The US set up its tracking system in 2009 to try to keep a lid on diversion, and as a result was able to identify certain states - and also individual physicians' offices - that seemed to be accounting for an inflated amount of opioid analgesic prescriptions, often relying on websites to process prescriptions and orders.

As a result some states such as Florida are no longer 'hot spots' for diversion, although it seems some of the top-prescribing doctors have now set up shop elsewhere, including in Missouri.

One of AmerisourceBergen's rival distributors - Cardinal health - agreed to suspend shipments of controlled drugs from a Florida distribution facility earlier this year as part of a settlement with the federal authorities over alleged diversion.

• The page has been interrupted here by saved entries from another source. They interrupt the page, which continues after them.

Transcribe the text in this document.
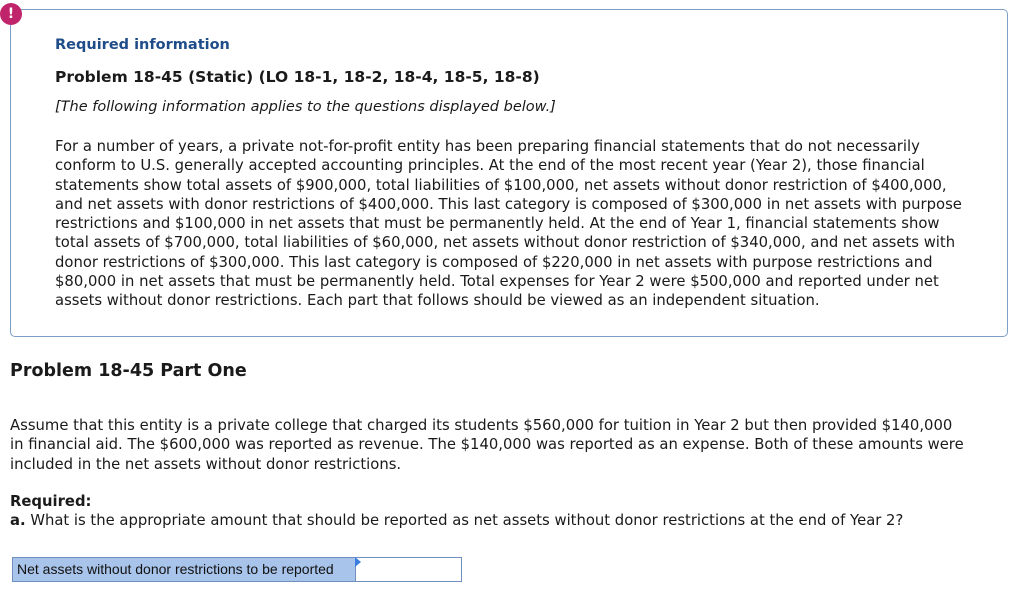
!
Required information
Problem 18-45 (Static) (LO 18-1, 18-2, 18-4, 18-5, 18-8)
[The following information applies to the questions displayed below.]
For a number of years, a private not-for-profit entity has been preparing financial statements that do not necessarily conform to U.S. generally accepted accounting principles. At the end of the most recent year (Year 2), those financial statements show total assets of $900,000, total liabilities of $100,000, net assets without donor restriction of $400,000, and net assets with donor restrictions of $400,000. This last category is composed of $300,000 in net assets with purpose restrictions and $100,000 in net assets that must be permanently held. At the end of Year 1, financial statements show total assets of $700,000, total liabilities of $60,000, net assets without donor restriction of $340,000, and net assets with donor restrictions of $300,000. This last category is composed of $220,000 in net assets with purpose restrictions and $80,000 in net assets that must be permanently held. Total expenses for Year 2 were $500,000 and reported under net assets without donor restrictions. Each part that follows should be viewed as an independent situation.
Problem 18-45 Part One
Assume that this entity is a private college that charged its students $560,000 for tuition in Year 2 but then provided $140,000 in financial aid. The $600,000 was reported as revenue. The $140,000 was reported as an expense. Both of these amounts were included in the net assets without donor restrictions.
Required:
a. What is the appropriate amount that should be reported as net assets without donor restrictions at the end of Year 2?
Net assets without donor restrictions to be reported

The DEA had sought a closure of the facility in Lakeland and suspension of sales of opioid painkillers from pharmacies operated by the CVS chain in the Orlando area.

According to the DEA the two pharmacies collectively ordered three million oxycodone dosage units in 2011, when the national average was just 69,000 per pharmacy. Cardinal Health has since halted shipments to the pharmacies.

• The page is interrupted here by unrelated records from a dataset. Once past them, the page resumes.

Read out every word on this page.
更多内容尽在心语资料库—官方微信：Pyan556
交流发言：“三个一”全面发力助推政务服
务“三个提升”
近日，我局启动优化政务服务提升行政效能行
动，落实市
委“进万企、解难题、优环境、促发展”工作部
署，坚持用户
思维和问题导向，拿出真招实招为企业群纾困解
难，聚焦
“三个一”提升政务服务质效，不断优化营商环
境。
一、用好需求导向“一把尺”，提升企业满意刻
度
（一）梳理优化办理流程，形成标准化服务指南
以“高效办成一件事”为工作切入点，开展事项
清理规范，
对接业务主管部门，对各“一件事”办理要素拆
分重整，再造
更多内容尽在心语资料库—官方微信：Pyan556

It previously suspended approval for distribution of controlled substances including hydrocodone from a Cardinal Health facility in Auburn, Washington, after it became concerned about the volume of material being shipped.

Last month, a group of doctors, researchers and public health officials sent a Citizen's Petition to the US FDA asking it to revise the labelling for opioid painkillers so the drugs can only be used for severe pain, are subject to a maximum daily dose and can only be given for 90 days at a stretch unless prescribed for cancer pain.

AmerisourceBergen is remaining tight-lipped on the federal case, merely saying that it is "is in the process of responding to the subpoenas and is cooperating fully with the USAO and the DEA".

Meanwhile, in June, the wholesaler was one of a number of companies cited in a compliant by the Attorney General of the State of West Virginia alleging that it failed to provide effective controls and procedures to guard against diversion of controlled substances.

Making a case for serialisation

The scale of painkiller diversion and abuse in the US - it is estimated that around 6 million people are illicitly using pain drugs - provides yet another compelling argument for a national, federally-mandated track-and-trace system for medicines based on 'unique identifiers' such as serial numbers on packaging and even - potentially - on unit doses in some cases. 

The recently-introduced FDA Safety and Innovation Act (FDASIA) failed to include such a track-and-trace system even though a group of stakeholders had pushed for it as the wording of the act was being debated and agreed.

Rumours are that lobbyists may seek to attach traceability requirements to other legislation currently being drawn up, such as the Pandemic and All-Hazards Preparedness Act which is up for re-authorisation after being approved by the Senate in March.